Here is the text of his June 3, 1915 letter:

“Dear Mrs. Silva:

I have duly received your letter of May 13th. It is impossible for me to express in words how sorry I feel because of the untimely death of Tom. I learned to love him. He was a manly fellow, of noble character, and every inch of him a man.

Upon receipt of your letter I went to New York, but all my endeavors remain fruitless. I feel sick at heart, and am really unhappy, so that it is impossible for me to add anything further. Consolation must come from Higher up.

If there is anything in the world that I can do for you, do not hesitate to bear me in mind.

Sincerely yours,

  1. T. Timayenis”

Frank Thomas Silva’s body was never found.
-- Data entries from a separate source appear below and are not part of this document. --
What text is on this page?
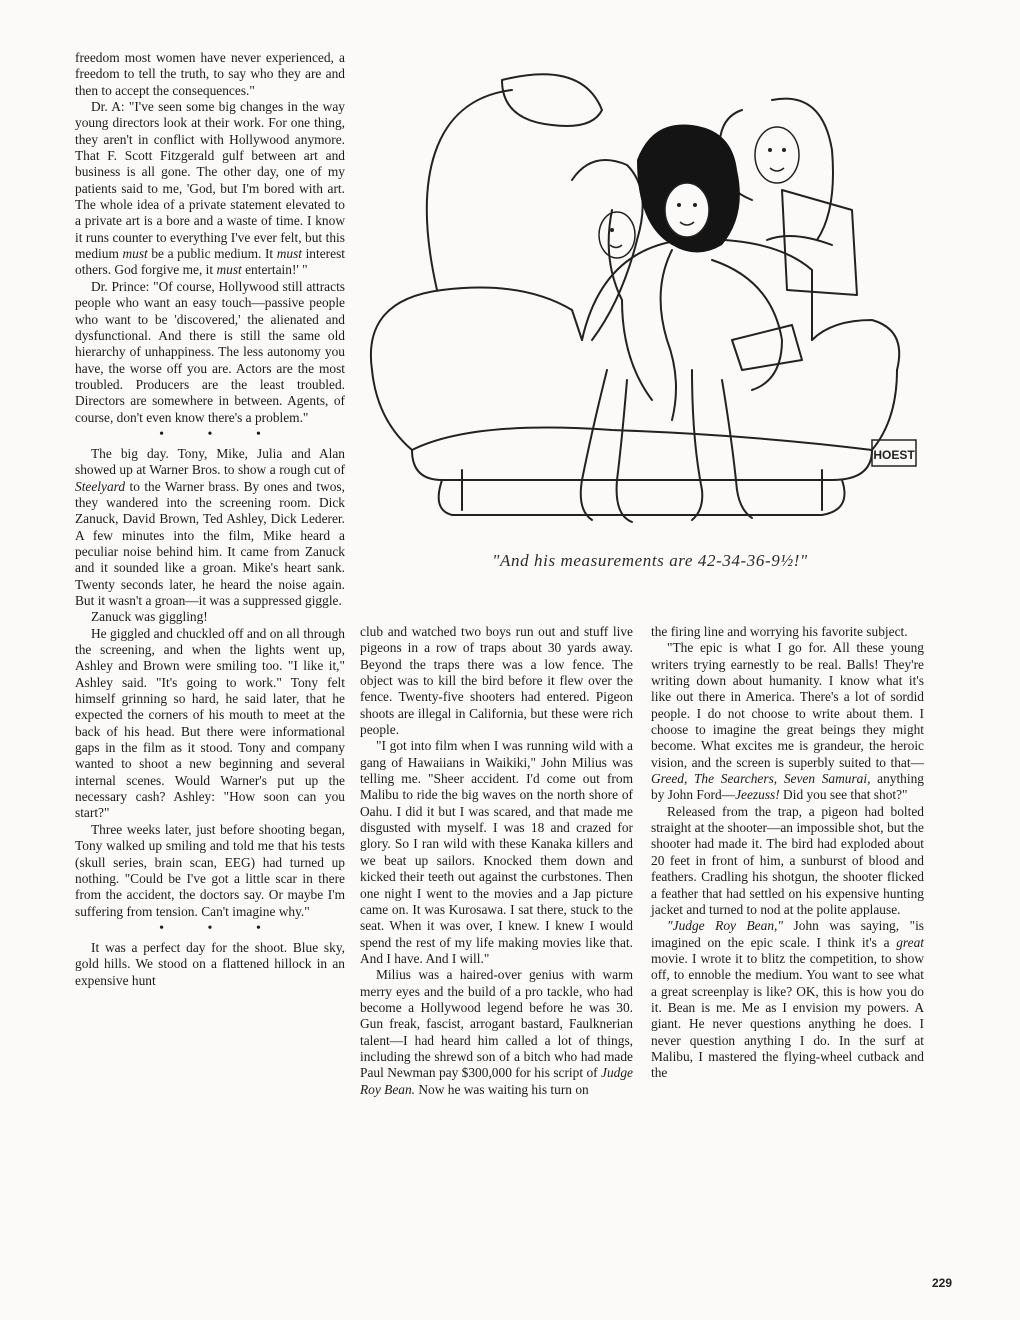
freedom most women have never experienced, a freedom to tell the truth, to say who they are and then to accept the consequences."

Dr. A: "I've seen some big changes in the way young directors look at their work. For one thing, they aren't in conflict with Hollywood anymore. That F. Scott Fitzgerald gulf between art and business is all gone. The other day, one of my patients said to me, 'God, but I'm bored with art. The whole idea of a private statement elevated to a private art is a bore and a waste of time. I know it runs counter to everything I've ever felt, but this medium must be a public medium. It must interest others. God forgive me, it must entertain!' "

Dr. Prince: "Of course, Hollywood still attracts people who want an easy touch—passive people who want to be 'discovered,' the alienated and dysfunctional. And there is still the same old hierarchy of unhappiness. The less autonomy you have, the worse off you are. Actors are the most troubled. Producers are the least troubled. Directors are somewhere in between. Agents, of course, don't even know there's a problem."

• • •

The big day. Tony, Mike, Julia and Alan showed up at Warner Bros. to show a rough cut of Steelyard to the Warner brass. By ones and twos, they wandered into the screening room. Dick Zanuck, David Brown, Ted Ashley, Dick Lederer. A few minutes into the film, Mike heard a peculiar noise behind him. It came from Zanuck and it sounded like a groan. Mike's heart sank. Twenty seconds later, he heard the noise again. But it wasn't a groan—it was a suppressed giggle.

Zanuck was giggling!

He giggled and chuckled off and on all through the screening, and when the lights went up, Ashley and Brown were smiling too. "I like it," Ashley said. "It's going to work." Tony felt himself grinning so hard, he said later, that he expected the corners of his mouth to meet at the back of his head. But there were informational gaps in the film as it stood. Tony and company wanted to shoot a new beginning and several internal scenes. Would Warner's put up the necessary cash? Ashley: "How soon can you start?"

Three weeks later, just before shooting began, Tony walked up smiling and told me that his tests (skull series, brain scan, EEG) had turned up nothing. "Could be I've got a little scar in there from the accident, the doctors say. Or maybe I'm suffering from tension. Can't imagine why."

• • •

It was a perfect day for the shoot. Blue sky, gold hills. We stood on a flattened hillock in an expensive hunt

HOEST
"And his measurements are 42-34-36-9½!"

club and watched two boys run out and stuff live pigeons in a row of traps about 30 yards away. Beyond the traps there was a low fence. The object was to kill the bird before it flew over the fence. Twenty-five shooters had entered. Pigeon shoots are illegal in California, but these were rich people.

"I got into film when I was running wild with a gang of Hawaiians in Waikiki," John Milius was telling me. "Sheer accident. I'd come out from Malibu to ride the big waves on the north shore of Oahu. I did it but I was scared, and that made me disgusted with myself. I was 18 and crazed for glory. So I ran wild with these Kanaka killers and we beat up sailors. Knocked them down and kicked their teeth out against the curbstones. Then one night I went to the movies and a Jap picture came on. It was Kurosawa. I sat there, stuck to the seat. When it was over, I knew. I knew I would spend the rest of my life making movies like that. And I have. And I will."

Milius was a haired-over genius with warm merry eyes and the build of a pro tackle, who had become a Hollywood legend before he was 30. Gun freak, fascist, arrogant bastard, Faulknerian talent—I had heard him called a lot of things, including the shrewd son of a bitch who had made Paul Newman pay $300,000 for his script of Judge Roy Bean. Now he was waiting his turn on

the firing line and worrying his favorite subject.

"The epic is what I go for. All these young writers trying earnestly to be real. Balls! They're writing down about humanity. I know what it's like out there in America. There's a lot of sordid people. I do not choose to write about them. I choose to imagine the great beings they might become. What excites me is grandeur, the heroic vision, and the screen is superbly suited to that—Greed, The Searchers, Seven Samurai, anything by John Ford—Jeezuss! Did you see that shot?"

Released from the trap, a pigeon had bolted straight at the shooter—an impossible shot, but the shooter had made it. The bird had exploded about 20 feet in front of him, a sunburst of blood and feathers. Cradling his shotgun, the shooter flicked a feather that had settled on his expensive hunting jacket and turned to nod at the polite applause.

"Judge Roy Bean," John was saying, "is imagined on the epic scale. I think it's a great movie. I wrote it to blitz the competition, to show off, to ennoble the medium. You want to see what a great screenplay is like? OK, this is how you do it. Bean is me. Me as I envision my powers. A giant. He never questions anything he does. I never question anything I do. In the surf at Malibu, I mastered the flying-wheel cutback and the

229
The extended family never gave up hope and in the course of their investigations learned that one of the survivors Charles Thomas Jeffery (1876-1935) had met and befriended Silva aboard ship and was with him when the torpedoes hit the Lusitania. Jeffery’s letters to the family are part of the extremely detailed information available on Silva’s final days.

By all accounts Frank James Silva was a fine young man with every prospect for a good life. The events of war ended his life. The actions and recollections of three generations preserve his memory. By chance alone his passage aboard the ill-fated Lusitania is especially well documented as is the period immediately afterward when his fate was still unknown. As a means of identifying his body the family reported that on his right arm was the tattoo of a Greek key. Over the past 100 years various reports about this tattoo have claimed it was in honor of his father’s Greek heritage.

Also deposited among the Silva Family Papers in the Georgia Historical Society we find listed: “May Silva Teasdale’s papers include a loose-leaf notebook of letters from the family of her first husband, Plutarch Timayenis, in Smyrna and Athens, Greece, correspondence.” In Greek-American history it is too often the case that we move forward in our broader understandings one fact, one person, one event at a time. Such is our re-discovery of the lives of Plutarch Timayenis and the extended Silva family.